Eine Möglichkeit, den Strombezug CO2-neutral umzuwandeln, ist der Kauf von Ökostromzertifikaten. Bei diesen Zertifikaten wird darauf geachtet, dass der Strom zu 100 % aus Erneuerbaren Energien gewonnen, und der Ausbau dieser mit dem Kauf unterstützt wird. Die Zertifikate gelten als eine Art Gütesiegel, das nur unter bestimmten Bedingungen vergeben wird. Am Markt bestehen jedoch unterschiedlichste Arten von Zertifikaten, deren Qualität vom Herausgeber festgelegt wird.

Entscheidet man sich für diese Art der CO2-Neutralisierung des Stromverbrauchs, ist der Umweltnutzen und damit die Anfechtbarkeit ein wichtiges Kriterium. Dabei sind die Sicherstellung des Umweltnutzens, die Herkunft des Grünstroms und die Erneuerbare-Energien-Projekte, die unterstützt werden, zu nennen. Das RenewablePlus- und das OK-Power-Gütesiegel sind Zertifikate, die sich am Markt als anerkannt durchgesetzt haben.
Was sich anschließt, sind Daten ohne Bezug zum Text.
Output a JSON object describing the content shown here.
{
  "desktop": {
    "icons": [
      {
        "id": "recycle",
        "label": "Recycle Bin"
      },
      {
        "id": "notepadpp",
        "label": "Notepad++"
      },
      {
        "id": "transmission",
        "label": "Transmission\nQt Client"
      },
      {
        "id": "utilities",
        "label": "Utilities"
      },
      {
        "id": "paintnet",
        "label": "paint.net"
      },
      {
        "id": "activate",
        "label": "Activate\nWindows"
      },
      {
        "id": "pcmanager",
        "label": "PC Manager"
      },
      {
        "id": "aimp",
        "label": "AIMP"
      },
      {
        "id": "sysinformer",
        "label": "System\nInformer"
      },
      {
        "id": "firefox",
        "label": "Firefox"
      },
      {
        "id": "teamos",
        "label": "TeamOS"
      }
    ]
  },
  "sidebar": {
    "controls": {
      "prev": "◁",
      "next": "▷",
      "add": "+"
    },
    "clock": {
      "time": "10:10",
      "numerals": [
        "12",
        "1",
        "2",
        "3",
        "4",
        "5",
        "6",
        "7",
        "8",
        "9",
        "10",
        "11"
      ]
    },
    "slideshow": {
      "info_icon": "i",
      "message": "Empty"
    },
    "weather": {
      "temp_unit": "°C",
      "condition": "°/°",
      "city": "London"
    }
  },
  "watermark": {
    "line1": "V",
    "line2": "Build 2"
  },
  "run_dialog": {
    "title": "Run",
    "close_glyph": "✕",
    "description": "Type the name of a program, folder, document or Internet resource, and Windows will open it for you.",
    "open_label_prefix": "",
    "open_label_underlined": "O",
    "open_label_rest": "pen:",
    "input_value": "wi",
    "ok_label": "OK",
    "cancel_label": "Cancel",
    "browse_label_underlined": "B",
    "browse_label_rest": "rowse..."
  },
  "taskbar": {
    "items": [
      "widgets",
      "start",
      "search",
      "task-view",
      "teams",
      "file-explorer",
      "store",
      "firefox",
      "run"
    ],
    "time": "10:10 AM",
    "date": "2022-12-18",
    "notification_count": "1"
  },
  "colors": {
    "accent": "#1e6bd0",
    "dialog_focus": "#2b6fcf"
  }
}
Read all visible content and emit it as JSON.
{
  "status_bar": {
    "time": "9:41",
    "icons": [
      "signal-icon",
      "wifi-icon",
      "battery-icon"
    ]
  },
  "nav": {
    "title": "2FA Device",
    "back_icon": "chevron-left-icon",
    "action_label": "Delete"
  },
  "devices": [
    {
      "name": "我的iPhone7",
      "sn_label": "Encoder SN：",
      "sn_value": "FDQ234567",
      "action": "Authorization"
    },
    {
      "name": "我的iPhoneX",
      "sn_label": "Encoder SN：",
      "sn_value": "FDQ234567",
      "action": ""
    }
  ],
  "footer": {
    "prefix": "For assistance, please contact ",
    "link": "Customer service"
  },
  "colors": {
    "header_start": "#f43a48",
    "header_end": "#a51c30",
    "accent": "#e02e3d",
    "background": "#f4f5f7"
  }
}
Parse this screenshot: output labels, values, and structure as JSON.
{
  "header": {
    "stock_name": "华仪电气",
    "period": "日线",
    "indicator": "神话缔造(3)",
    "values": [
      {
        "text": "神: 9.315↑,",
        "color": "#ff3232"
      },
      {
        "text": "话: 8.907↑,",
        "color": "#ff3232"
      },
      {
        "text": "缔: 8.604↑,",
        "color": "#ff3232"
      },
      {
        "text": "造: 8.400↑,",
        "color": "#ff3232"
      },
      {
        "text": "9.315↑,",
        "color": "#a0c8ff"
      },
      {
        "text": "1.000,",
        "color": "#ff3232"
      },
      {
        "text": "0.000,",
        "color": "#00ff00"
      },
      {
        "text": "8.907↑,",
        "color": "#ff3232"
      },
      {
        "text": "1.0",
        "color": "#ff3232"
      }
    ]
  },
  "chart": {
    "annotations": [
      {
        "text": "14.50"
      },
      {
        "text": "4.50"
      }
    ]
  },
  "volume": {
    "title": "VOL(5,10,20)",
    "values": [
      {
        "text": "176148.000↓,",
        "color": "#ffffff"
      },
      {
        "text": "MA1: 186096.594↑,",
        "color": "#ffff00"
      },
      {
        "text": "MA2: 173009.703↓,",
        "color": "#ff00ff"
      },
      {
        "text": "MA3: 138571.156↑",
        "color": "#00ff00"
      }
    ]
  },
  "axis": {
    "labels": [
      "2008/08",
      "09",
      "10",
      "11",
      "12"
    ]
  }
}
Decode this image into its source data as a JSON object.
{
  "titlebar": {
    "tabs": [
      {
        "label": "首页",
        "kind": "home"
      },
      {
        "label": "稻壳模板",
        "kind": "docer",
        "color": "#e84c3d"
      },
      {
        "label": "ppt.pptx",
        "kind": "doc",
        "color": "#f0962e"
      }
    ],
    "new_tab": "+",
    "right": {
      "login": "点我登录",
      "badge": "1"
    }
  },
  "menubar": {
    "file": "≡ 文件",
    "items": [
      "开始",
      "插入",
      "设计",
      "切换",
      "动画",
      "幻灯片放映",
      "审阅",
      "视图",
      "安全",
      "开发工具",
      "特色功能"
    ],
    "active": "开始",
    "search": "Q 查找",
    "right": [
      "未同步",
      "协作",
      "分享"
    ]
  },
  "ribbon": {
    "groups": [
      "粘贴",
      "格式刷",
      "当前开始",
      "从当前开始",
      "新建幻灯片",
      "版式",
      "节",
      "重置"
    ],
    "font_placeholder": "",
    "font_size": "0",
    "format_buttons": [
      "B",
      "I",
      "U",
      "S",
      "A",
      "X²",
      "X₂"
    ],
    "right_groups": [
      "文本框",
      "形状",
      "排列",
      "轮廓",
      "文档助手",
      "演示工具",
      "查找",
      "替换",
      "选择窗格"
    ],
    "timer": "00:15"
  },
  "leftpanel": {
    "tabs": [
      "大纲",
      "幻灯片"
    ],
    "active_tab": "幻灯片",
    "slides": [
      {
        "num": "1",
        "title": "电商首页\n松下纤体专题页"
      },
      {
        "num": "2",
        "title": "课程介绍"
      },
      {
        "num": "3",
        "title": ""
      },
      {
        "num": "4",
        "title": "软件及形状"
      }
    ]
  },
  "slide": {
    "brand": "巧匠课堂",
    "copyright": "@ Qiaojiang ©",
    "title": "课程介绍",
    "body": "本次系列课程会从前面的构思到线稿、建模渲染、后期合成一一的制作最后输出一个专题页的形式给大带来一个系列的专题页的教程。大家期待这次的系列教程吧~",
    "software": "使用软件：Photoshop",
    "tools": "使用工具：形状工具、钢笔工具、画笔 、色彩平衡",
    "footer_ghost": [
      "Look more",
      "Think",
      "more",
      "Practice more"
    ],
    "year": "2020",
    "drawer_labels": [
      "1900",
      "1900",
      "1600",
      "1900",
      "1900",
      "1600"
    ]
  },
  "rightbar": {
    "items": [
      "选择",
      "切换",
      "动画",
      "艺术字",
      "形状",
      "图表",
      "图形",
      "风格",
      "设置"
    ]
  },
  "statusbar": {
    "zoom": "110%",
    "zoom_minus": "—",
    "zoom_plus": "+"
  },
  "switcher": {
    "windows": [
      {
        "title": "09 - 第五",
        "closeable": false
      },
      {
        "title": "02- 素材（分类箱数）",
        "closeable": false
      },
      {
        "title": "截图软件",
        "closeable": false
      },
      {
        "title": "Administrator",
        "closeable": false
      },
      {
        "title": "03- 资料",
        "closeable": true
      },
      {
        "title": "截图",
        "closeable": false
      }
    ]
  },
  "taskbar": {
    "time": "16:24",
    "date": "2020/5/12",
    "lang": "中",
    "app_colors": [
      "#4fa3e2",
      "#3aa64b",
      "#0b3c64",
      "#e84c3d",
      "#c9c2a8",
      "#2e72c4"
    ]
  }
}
Natürlich gibt es auch immer kritische Anmerkungen zu dieser Art der CO2-Nautralisierung. Durch die Festlegung auf hochwertige Gütesiegel, ist deren Anfechtbarkeit jedoch nicht gegeben. Letztendlich ist der Kauf von Ökostromzertifikaten gegenüber anderen Möglichkeiten eine relativ günstige Art, den Strombezug CO2-neutral zu gestalten. Anerkannte Zertifikate werden zwischen 0,07 Ct/kWh und 0,13 Ct/kWh gehandelt. Durch den Pooleinkauf größerer Mengen sind dabei Preisvorteile zu generieren. Zudem ist der Aufwand für die Unternehmen überschaubar.

Durch den gemeinschaftlichen, seitens des ZNU organisierten Bezug von Ökostrom ergeben sich Skaleneffekt, die einen preisgünstigeren Einkauf ermöglichen.